The top spokesperson and Vice President of the International Christian Embassy in Jerusalem said to Premier that it was not the first time the ban was being made.

“He’s made a habit every year, every time he gets re-elected in the Knesset to introduce a bill like this. And it never goes anywhere.

“He introduced one back when Netanyahu was prime minister for a couple of years in the late 1990s, because a book translated into Hebrew that was preaching the gospel through the book, was mailed to a million Israeli homes, and there was no way to collect them and throw them away. So he was alarmed and Moshe Gafni introduced a bill that actually would have banned the New Testament in Israel and criminalised possession of the New Testament. That bill got shot down.”

He further said that though it draws concern, the bill is unlikely to be very effective. Parsons says that although the bill is concerning, it’s unlikely to go anywhere.

“We don’t know if the judicial reforms weaken the Israeli courts enough, the courts would normally defend freedom of speech and defend religious freedom for all. If the Knesset is going to do it, they’re going to defend it and declare this law void.

“But if the courts weaken enough now through this whole process, then that’s a possibility. It’s sort of a new Netanyahu right now, how much leverage do these parties have over him to not only stay in power, but to help shield him from some of this personal liability he’s facing, but we’re a long way from this.”
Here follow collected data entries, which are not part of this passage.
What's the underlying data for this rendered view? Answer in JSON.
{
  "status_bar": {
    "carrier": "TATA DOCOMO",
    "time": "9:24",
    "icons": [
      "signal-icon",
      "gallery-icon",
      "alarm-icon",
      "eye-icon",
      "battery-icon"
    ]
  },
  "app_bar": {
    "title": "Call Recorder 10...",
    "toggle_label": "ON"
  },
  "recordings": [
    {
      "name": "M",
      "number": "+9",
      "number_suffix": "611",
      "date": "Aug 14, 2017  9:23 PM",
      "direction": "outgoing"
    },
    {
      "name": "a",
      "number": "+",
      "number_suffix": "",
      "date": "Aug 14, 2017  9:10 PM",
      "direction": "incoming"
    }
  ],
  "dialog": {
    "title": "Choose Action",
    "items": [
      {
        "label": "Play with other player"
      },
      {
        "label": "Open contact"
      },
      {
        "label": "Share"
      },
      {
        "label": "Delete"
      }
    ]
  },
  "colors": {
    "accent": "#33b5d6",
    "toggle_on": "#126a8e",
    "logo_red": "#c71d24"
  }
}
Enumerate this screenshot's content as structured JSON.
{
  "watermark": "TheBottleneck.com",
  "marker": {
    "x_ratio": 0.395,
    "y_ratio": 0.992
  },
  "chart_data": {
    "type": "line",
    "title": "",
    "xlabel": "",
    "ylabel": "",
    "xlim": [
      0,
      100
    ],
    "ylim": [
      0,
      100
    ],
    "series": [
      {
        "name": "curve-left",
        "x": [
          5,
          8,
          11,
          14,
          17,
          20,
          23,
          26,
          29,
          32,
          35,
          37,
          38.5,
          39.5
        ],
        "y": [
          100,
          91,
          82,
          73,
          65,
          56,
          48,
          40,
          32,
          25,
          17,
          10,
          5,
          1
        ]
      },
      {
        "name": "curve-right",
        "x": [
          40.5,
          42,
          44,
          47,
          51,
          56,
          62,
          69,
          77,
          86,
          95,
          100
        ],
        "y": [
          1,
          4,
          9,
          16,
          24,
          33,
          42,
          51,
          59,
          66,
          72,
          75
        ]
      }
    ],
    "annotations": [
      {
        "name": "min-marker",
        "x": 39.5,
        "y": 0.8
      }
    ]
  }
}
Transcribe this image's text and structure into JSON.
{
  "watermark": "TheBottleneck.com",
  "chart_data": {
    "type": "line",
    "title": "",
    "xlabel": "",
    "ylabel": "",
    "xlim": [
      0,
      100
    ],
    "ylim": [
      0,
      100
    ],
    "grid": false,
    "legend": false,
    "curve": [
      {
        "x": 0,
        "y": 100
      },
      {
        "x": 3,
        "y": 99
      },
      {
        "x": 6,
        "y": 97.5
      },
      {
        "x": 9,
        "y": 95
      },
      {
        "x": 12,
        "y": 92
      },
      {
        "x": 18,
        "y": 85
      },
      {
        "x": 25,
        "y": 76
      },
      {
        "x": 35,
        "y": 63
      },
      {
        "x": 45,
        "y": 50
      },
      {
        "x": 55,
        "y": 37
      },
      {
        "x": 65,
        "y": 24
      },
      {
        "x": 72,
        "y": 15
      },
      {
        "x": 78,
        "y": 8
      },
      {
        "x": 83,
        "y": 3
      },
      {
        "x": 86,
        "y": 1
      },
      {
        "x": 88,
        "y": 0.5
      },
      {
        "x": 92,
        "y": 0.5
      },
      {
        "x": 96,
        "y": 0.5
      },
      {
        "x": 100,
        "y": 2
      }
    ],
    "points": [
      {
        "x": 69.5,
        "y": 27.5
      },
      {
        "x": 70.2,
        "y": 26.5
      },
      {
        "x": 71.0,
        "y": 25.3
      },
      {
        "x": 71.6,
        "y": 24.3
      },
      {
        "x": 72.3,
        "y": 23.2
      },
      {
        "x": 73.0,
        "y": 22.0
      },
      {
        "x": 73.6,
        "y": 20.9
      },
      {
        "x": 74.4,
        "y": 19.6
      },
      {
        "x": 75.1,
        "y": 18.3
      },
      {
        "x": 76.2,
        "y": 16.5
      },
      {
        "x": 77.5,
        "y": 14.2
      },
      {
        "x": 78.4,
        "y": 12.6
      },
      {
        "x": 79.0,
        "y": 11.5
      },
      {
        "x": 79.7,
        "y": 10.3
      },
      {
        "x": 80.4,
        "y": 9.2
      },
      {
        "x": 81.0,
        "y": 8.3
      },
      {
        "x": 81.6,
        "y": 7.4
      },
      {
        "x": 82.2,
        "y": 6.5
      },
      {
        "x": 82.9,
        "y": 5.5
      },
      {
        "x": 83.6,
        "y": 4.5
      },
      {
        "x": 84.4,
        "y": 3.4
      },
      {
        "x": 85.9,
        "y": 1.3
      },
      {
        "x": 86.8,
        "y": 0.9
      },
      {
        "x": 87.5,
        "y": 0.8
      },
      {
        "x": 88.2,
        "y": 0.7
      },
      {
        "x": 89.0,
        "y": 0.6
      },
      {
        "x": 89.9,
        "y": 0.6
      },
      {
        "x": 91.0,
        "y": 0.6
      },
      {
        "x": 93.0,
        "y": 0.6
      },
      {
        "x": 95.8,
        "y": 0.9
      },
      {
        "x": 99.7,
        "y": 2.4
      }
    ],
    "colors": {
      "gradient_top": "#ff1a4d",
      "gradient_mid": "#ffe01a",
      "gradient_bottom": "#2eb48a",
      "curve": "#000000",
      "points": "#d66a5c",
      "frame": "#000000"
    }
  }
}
“Moshe Gafni, has a particular axe to grind. He wants to stop the gospel here. But I don’t think there is a lot of support for it.

“There’s all sorts of problems with the wording of it – it does not specify Christian or gospel, it just says religious materials to try and get someone to convert. If you go on the internet, there’s all sorts of stuff – Jews trying to convince Christians you need to be over here in Judaism. And I don’t see how they can enforce this – it’s about material or speech to try and get someone to change religion from the Moshe Gafni perspective, for whom the ultimate missionary material is the New Testament. So possessing a New Testament in Hebrew in Israel, are you going to go to jail? I don’t think the majority of Israel and the majority of the Knesset is going to go that far.

“I think this is one guy grinding his axe.”

The bill has also sparked outrage among some members of Israel’s Jewish community, who view it as an attack on their democratic values. Critics argue that the bill would create a chilling effect on free speech and limit the ability of individuals to express their religious beliefs.

In response to the proposed legislation, Christian leaders in Israel have called for a dialogue with Jewish leaders to address their concerns and find common ground. They have also called on the government to uphold the principles of religious freedom and protect the rights of all citizens, regardless of their beliefs.